- Вот только не надо оправдываться, - пробормотал хлопец, отворачиваясь. - С вашей стороны это жалко выглядит.
- Может, и жалко, - сказал Ионыч. - Но мог бы уважить старика, которому жить осталось всего-ничего, и послушать мою историю.
- Да не успеете вы, блин, дорассказать! - возмутился Марик. - Зачем вообще я должен врага своего выслушивать?! Мне еще мук совести не хватало!
- А ты вот послушай! - с мстительной радостью заявил Ионыч и начал рассказ: - Катерину взяли мы из сиротского приюта грудным младенчиком; ах, какая потешная она была! Агукает, ножками дрыгает! Лапонька! Я ей палец протягиваю, она его в кулачок берет и смотрит на меня, а глазоньки ясные-ясные! Чудо, а не девочка!
- Да что вы врете-то? Даже перед лицом смерти врете! - возмутился Марик. - Кате было четыре годика, когда вы ее забрали. Она мне сама рассказывала! У нее мама с ума сошла, а отец помер…
- Ты взрослым-то не перечь! - рявкнул Ионыч, с головой ныряя в грязноватый сугроб.
- Вы куда меня привели? - Марик в ужасе обернулся.
Ионыч заржал из сугроба, отплевывая снег:
- Не ожидал, свиненок? Уж теперь мы поговорим по моим правилам! Сейчас только, погоди, сдохну окончательно, чтоб вдоволь мертвячьего снега наесться. Вот, уже почти…
Марик схватился за голову. Сугроб зашевелился, взорвался, осыпался серыми рыхлыми комьями.
Мальчишка сделал шаг назад: из сугроба вылезло серое отвратительное нечто, лишь отдаленно напоминающее Ионыча.
- А ведь это хорошо, - хрипя, сказал мертвый Ионыч. - Отчего же это я раньше за жизнь держался, коли снег такую силищу дает? Тут ведь всё просто: главное, знать, что не всё в жизни доделал, и снег тогда тебя обязательно оживит!

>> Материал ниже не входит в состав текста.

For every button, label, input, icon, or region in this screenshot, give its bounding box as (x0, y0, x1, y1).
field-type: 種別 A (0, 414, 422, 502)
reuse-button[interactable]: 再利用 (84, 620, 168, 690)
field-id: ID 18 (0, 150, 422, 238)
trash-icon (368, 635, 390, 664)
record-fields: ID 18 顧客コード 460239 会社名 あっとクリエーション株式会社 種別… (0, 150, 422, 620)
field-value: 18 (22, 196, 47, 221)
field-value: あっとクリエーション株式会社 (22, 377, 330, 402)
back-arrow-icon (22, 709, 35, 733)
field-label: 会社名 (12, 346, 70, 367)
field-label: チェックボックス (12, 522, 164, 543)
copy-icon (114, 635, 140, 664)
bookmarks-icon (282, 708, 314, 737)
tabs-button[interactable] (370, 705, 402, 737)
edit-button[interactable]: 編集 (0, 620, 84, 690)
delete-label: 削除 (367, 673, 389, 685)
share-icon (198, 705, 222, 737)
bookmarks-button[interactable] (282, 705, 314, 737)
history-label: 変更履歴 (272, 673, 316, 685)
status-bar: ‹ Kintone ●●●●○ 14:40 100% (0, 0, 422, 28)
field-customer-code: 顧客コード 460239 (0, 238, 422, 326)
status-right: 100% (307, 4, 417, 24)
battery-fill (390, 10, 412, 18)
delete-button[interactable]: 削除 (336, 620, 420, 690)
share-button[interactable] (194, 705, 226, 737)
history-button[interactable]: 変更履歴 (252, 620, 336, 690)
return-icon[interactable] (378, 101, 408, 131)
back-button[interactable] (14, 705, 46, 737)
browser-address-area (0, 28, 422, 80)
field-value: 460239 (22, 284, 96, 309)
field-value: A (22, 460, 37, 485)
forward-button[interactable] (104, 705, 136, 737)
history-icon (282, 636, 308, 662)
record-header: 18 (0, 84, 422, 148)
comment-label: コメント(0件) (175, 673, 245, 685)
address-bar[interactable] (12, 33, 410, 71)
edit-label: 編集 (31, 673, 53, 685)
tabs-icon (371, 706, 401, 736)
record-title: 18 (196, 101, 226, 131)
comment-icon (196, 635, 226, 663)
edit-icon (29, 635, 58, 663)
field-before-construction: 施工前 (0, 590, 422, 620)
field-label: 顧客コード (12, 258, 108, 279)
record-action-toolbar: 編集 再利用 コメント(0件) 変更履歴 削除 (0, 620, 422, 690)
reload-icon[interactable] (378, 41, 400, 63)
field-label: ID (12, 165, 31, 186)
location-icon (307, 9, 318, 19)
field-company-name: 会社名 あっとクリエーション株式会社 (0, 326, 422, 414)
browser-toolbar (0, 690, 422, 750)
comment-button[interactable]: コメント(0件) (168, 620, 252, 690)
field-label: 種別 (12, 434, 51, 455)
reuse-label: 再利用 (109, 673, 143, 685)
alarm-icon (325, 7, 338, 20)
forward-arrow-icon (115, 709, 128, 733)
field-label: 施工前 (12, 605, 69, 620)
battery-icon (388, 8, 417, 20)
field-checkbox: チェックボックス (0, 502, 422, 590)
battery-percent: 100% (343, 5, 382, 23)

Марик согнулся, приготовившись к атаке.
- Вот только силы много не бывает, - заявил Ионыч. - Зачем мне мало силы, когда можно иметь много?! Скажи, свиненок? Ну что, ну что насупился? Думаешь, опять честно драться с тобой, мелким отморозком, буду? Хватит, дрались уже. Теперь я вас сожру, - он развернулся, - чуть позже сожру, зато всех! Единым серым организмом вернусь и сожру вас! - Ионыч с невиданной для него прытью длинными скачками последовал на юг, в сторону бывшего Пушкино.
Марик, обессилев, упал на колени и заплакал.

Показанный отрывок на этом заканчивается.